Ana Maria da Costa Leitão Vieira [i]
Debates sobre constituição, organização,
gerenciamento e preservação de acervos em suportes analógicos, magnéticos e
digitais, denominados inicialmente de cinematecas, videotecas, midiatecas ou
acervos multimídia tem ocupado profissionais da área nas últimas duas décadas,
está na ordem do dia dos encontros desses profissionais, nacionais e
internacionais e continuará ocupando, seguindo a dinâmica de acelerada evolução
das tecnologias.
A partir da década de 90, no Brasil, cresce a
produção de documentos digitais: planilhas eletrônicas, sistemas de workflow,
Gestão de Documentos - GED , bases de dados, etc.
O enfrentamento cotidiano destas questões tem
desenvolvido práticas em ensaios e erros, que demandam tempo de observação,de
uso, acessibilidade e durabilidade, bem como a constante atenção às novas
tecnologias.
Políticas de aquisição e descarte de acervos
digitais começam a se delinear e se institucionalizar.

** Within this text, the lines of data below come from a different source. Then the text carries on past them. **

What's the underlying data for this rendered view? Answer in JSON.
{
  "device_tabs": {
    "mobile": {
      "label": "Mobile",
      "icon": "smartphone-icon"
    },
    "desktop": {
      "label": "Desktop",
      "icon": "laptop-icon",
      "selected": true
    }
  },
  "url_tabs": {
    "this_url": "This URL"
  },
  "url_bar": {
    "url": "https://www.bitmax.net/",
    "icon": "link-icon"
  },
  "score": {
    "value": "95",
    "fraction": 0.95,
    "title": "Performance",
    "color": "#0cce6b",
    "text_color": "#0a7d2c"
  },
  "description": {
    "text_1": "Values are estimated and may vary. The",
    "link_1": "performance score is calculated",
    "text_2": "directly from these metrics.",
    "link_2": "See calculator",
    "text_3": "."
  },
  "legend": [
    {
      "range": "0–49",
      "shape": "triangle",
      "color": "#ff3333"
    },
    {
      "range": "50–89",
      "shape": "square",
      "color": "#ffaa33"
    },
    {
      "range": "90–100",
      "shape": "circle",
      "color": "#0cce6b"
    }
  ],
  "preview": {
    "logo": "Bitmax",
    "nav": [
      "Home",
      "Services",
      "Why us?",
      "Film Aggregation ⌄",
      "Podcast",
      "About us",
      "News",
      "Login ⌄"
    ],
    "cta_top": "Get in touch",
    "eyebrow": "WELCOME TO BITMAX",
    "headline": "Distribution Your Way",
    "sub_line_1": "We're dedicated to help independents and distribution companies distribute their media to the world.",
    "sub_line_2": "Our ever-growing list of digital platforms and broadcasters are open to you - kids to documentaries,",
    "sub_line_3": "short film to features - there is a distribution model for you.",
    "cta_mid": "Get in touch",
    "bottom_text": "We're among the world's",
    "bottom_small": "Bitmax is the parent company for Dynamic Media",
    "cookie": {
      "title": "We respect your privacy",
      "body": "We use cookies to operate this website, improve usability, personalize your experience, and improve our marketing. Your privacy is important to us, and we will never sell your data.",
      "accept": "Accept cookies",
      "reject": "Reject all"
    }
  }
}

A informação digital é mais sujeita à adulteração,
vandalismo e acidentes que a analógica. Seus suportes são frágeis e perecíveis.
Soma-se a isso o fato de que os dados de computador dependem de complexos
sistemas de hardware e software de rápida obsolescência tornando-se uma ameaça
constante de perda de acesso aos acervos.
A maioria das mídias digitais em condições especiais
tem uma vida útil máxima de 10 ou 20 anos. Em condições mais comuns, a vida
útil pode ser tão baixa quanto cinco anos. Se o papel de polpa de madeira
química, cuja constituição ácida o leva a uma lenta autodestruição ao longo de
100 ou 150 anos, as mídias digitais com suas curtíssimas vidas, por vezes de
menos de uma década, representam um desafio que não se poderia conceber no
passado.
Sistemas de fluxo de trabalho (do inglês, workflow)
permitem a gestão controlada de atividades complexas, documentando
procedimentos, acompanhando a execução das tarefas e emitindo relatórios de
status dando condições para a longevidade digital.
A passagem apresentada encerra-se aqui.